Flu Season is Upon Us Make Sure to Protect Yourself!

January 14, 2014
Salter Healthcare Team

Flu season is in full swing with many states around the country reporting a high number of cases. Flu outbreaks can start as early as October, and in some cases, last until early May. The peak of flu season occurs between December and February when the highest volume of cases are reported.

The most obvious way to protect yourself from getting the flu is by getting a flu shot once a year. If you have not done so already, it is highly recommended in order to limit your chances of getting the flu.
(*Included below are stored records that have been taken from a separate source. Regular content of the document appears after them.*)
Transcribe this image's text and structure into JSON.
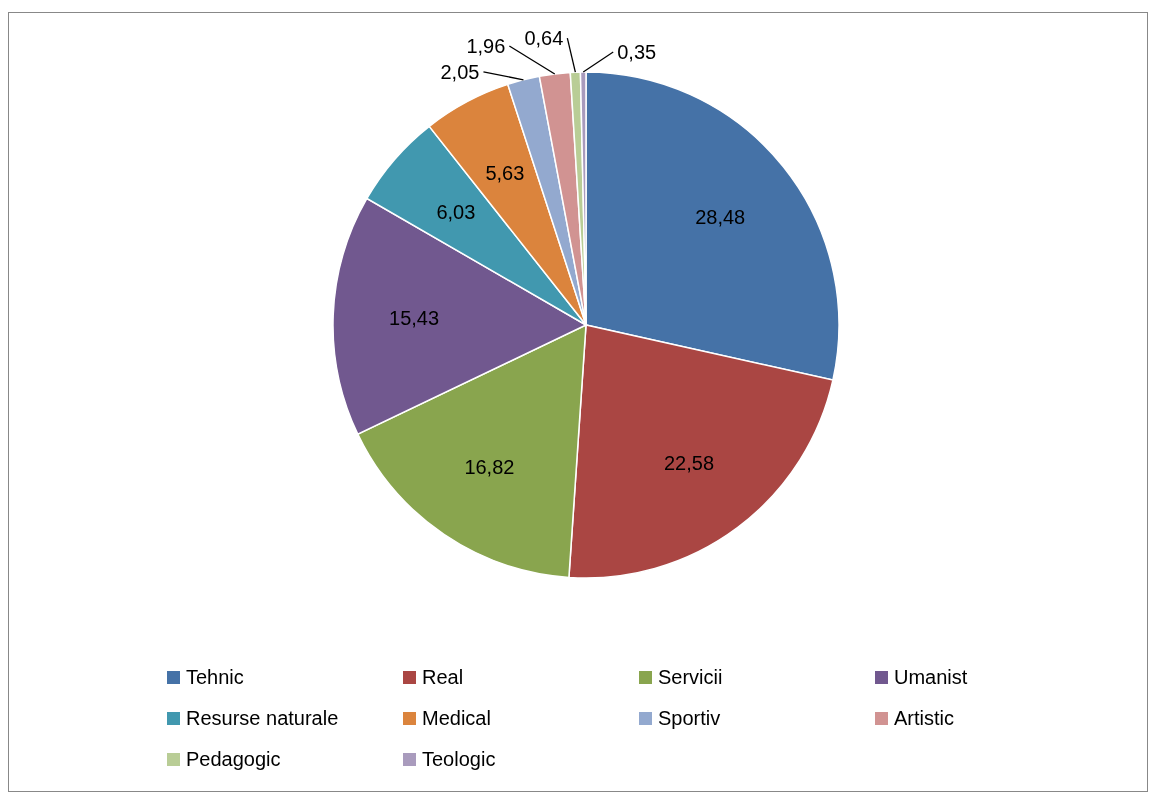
{
  "chart_data": {
    "type": "pie",
    "categories": [
      "Tehnic",
      "Real",
      "Servicii",
      "Umanist",
      "Resurse naturale",
      "Medical",
      "Sportiv",
      "Artistic",
      "Pedagogic",
      "Teologic"
    ],
    "values": [
      28.48,
      22.58,
      16.82,
      15.43,
      6.03,
      5.63,
      2.05,
      1.96,
      0.64,
      0.35
    ],
    "colors": [
      "#4572a7",
      "#aa4643",
      "#89a54e",
      "#71588f",
      "#4198af",
      "#db843d",
      "#93a9cf",
      "#d19392",
      "#b9cd96",
      "#a99bbd"
    ],
    "value_labels": [
      "28,48",
      "22,58",
      "16,82",
      "15,43",
      "6,03",
      "5,63",
      "2,05",
      "1,96",
      "0,64",
      "0,35"
    ],
    "legend": "bottom"
  }
}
While getting a flu vaccine does not completely protect one from contracting the flu, studies from the CDC indicate it drastically reduces the odds of contracting the virus. It is impossible to predict the predominant strain of flu every year, but getting a flu shot is definitely among the best ways to protect yourself. Many health care providers even offer free flu shots during flu season, and it is no longer necessary to make a doctor's appointment to get the vaccine; many pharmacies offer flu shots as well.

Other Ways to Protect Yourself

Aside from getting the flu vaccine, it also best to wash your hands as often as possible. Washing your hands prevents the spread of germs, and further decreases your chances of getting the flu. If someone at your home, workplace, or school has contracted the flu, it is a good idea to disinfect areas of frequent contact. For additional protection, bring a small bottle of hand sanitizer with you during the peak of flu season.

Also refrain from touching your eyes, nose, or mouth as often as possible to prevent germs from spreading. You should also avoid contact with sick people, especially those with the flu.

Be Healthy

Flu prevention also involves practicing healthy living habits. Be sure to get plenty of sleep, eat healthy and drink plenty of fluids, manage stress, and exercise regularly to prevent yourself from getting the flu. If you feel like you may have flu-like symptoms, the CDC recommends staying home for at least 24 hours to reduce your symptoms.